Though I am trying to pass the one-post-a-year thing by, it seems that it shall continue for a while longer. Meanwhile, let me tell you that last semester amused me greatly with respect to the lecturers allowing us to choose our own project to model. So, I went all out and thought of the most hideously complex thing I could. Magnetohydrodynamics in a solar flare (or rather, a solar flare including the magnetohydrodynamics) was what won the competition, so I set out to think about them in some detail — not too much detail though, since that would be well beyond me. Indeed, I was quite happy keeping the level of detail rather obscure and low.
However, what I found was good fun all round. Previously, for some reason I had thought that solar flares are rather well known. Now, I am far better educated — indeed, we know so little it is amusing how we do not strive to know more. After all, flares (and coronal mass ejections) control so much of our climate (even if on a ‘short term’ basis). But then, were that question up to the scientists we would probably have a network of satellites around every celestial body in our star system, measuring as much as we can and enjoying the constant influx of data.
I will keep today’s introduction short (having planned to write it since the very beginning of October), so I shall only continue with a brief description of the modelling methods I used. Namely, since solar flares take place in an environment that is very difficult to directly observe, the majority of our models are tested based on incomplete sets of observations. These models therefore can be of varying degrees of complexity, with the easiest division lying between 2D and 3D models (where 2D actually implies a 2.5D situation). These again subdivide, but I shall not go into that (this time round).
Magnetic reconnection is a term which needs to be introduced before all that. Magnetic reconnection has been described in many ways, but as it is relevant to the flares, it should be understood as the process in which magnetic flux lines break apart due to plasma stresses and other factors (the majority of which are not known) and then later reconnect at some other point in space and time. This reconnection is measured (calculated and modelled, that is) by a value that is dimensionless, and which is known as the rate of magnetic reconnection. The 2D models rely on calculating this rate, and then comparing it to observed values to assess the model’s degrees of accuracy.

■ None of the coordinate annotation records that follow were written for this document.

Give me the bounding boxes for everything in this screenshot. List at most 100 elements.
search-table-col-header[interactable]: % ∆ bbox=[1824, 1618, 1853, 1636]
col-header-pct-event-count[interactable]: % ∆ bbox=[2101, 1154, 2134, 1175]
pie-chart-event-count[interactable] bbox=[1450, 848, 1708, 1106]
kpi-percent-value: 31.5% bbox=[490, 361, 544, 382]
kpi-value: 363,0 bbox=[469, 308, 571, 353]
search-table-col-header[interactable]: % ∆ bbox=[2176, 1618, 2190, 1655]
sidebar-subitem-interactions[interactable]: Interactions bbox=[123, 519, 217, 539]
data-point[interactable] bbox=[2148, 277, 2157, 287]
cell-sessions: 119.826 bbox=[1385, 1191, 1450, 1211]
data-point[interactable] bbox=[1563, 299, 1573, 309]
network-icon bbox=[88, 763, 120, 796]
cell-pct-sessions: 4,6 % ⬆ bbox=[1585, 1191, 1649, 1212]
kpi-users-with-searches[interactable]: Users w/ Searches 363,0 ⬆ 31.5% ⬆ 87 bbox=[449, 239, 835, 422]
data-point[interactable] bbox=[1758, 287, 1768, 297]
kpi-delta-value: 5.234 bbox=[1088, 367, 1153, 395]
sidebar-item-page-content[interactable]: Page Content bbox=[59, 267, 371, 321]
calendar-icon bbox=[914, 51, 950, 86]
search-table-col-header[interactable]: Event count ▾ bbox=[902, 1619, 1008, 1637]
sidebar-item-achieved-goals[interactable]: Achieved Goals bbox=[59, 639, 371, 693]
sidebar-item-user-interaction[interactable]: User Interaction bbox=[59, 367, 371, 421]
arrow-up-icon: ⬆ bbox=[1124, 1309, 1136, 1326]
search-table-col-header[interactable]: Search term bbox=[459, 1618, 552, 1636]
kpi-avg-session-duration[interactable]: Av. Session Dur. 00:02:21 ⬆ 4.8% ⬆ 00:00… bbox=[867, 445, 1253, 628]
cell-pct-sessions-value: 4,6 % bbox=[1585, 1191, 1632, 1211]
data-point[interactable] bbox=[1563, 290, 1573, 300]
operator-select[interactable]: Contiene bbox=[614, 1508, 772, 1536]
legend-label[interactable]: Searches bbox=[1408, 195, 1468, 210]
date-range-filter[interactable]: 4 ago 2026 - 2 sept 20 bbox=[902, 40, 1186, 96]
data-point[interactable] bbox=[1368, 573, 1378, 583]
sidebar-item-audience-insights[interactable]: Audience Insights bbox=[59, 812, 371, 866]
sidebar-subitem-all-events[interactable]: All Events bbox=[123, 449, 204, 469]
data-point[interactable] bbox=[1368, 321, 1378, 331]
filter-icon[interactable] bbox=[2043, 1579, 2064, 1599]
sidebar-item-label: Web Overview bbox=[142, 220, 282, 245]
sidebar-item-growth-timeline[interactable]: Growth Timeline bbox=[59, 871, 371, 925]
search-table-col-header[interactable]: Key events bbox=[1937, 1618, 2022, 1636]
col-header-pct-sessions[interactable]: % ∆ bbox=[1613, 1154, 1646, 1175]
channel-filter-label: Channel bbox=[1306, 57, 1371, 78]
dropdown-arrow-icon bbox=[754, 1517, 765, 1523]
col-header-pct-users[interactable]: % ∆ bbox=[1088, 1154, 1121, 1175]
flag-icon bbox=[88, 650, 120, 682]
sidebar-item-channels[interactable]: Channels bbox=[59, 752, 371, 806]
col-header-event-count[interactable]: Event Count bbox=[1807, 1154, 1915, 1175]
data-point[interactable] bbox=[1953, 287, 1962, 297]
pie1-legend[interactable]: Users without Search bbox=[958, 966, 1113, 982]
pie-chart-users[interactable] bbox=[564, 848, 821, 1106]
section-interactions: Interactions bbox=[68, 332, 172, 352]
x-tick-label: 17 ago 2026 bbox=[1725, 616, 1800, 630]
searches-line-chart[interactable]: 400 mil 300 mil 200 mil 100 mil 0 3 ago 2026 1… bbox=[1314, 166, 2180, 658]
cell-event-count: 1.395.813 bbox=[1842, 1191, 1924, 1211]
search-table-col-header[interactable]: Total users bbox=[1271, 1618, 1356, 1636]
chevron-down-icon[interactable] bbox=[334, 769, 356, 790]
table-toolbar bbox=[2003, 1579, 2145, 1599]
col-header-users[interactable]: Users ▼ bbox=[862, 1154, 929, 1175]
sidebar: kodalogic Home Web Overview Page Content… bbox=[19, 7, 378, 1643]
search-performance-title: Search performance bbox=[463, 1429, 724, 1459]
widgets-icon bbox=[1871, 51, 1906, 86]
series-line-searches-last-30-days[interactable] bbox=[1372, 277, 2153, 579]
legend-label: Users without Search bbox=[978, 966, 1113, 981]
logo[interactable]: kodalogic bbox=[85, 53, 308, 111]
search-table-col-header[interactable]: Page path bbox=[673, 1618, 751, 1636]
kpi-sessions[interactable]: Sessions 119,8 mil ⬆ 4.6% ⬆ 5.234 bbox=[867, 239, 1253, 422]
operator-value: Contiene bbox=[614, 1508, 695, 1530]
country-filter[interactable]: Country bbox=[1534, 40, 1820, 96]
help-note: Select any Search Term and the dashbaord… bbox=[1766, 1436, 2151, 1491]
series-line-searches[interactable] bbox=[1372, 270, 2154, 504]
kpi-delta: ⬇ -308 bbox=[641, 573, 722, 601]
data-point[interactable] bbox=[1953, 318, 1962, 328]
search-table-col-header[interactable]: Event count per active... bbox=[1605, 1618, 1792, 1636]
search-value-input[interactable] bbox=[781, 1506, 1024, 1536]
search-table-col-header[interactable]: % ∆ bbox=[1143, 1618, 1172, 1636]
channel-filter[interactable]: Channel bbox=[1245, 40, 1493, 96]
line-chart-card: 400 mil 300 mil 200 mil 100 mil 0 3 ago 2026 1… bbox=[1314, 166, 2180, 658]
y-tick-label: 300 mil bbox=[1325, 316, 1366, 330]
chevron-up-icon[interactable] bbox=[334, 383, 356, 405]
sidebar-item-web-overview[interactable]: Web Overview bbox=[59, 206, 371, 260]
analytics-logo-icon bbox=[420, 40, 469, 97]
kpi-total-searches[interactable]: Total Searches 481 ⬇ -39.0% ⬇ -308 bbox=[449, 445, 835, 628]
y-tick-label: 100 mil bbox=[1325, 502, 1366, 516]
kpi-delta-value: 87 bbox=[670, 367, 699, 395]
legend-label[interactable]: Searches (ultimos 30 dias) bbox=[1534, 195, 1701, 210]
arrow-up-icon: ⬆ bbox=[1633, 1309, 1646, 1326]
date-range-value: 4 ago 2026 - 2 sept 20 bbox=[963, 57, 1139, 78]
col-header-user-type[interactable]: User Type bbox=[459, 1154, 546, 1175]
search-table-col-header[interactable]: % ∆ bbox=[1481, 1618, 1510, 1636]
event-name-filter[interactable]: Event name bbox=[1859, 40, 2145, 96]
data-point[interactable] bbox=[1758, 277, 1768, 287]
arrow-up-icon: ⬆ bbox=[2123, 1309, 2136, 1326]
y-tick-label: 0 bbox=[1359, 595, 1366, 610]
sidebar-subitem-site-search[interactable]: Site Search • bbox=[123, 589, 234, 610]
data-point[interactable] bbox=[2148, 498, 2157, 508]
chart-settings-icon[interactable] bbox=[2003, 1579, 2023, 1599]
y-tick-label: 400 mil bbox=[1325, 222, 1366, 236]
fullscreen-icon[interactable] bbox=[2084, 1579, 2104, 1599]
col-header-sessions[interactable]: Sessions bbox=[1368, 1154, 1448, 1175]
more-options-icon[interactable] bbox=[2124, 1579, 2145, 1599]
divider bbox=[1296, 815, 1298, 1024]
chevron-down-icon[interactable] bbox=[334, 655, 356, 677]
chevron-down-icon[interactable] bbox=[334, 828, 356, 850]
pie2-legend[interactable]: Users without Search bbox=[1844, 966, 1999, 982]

The 2D models of the simplest construction were first created by Mr Sweet (I would not dare guess whether he was a Professor or a Doctor). Soon, corrections were suggested by Parker, and this model is known as the Sweet-Parker model. Their model is generally found to be too slow to accurately model the magnetic reconnection that goes on in the flare. The approximations that are made allow it to be one of the easier models to be used to study flares though.
Soon after, a slightly more complex model was created by Petschek. The Petschek model is generally considered to be more accurate, achieving rates for magnetic reconnection that are closer to the the observed values than the Sweet-Parker ones by a few orders of magnitude. The results can also be very accurate, but based on my experiments (inherently flawed in so many different ways) they are not necessarily so.
In effect, it can be said that the assumptions that the Petschek model makes are not inherently more complicated than the Sweet-Parker ones but the results are of a higher degree of accuracy. And that is the thought at which I would like to leave you today.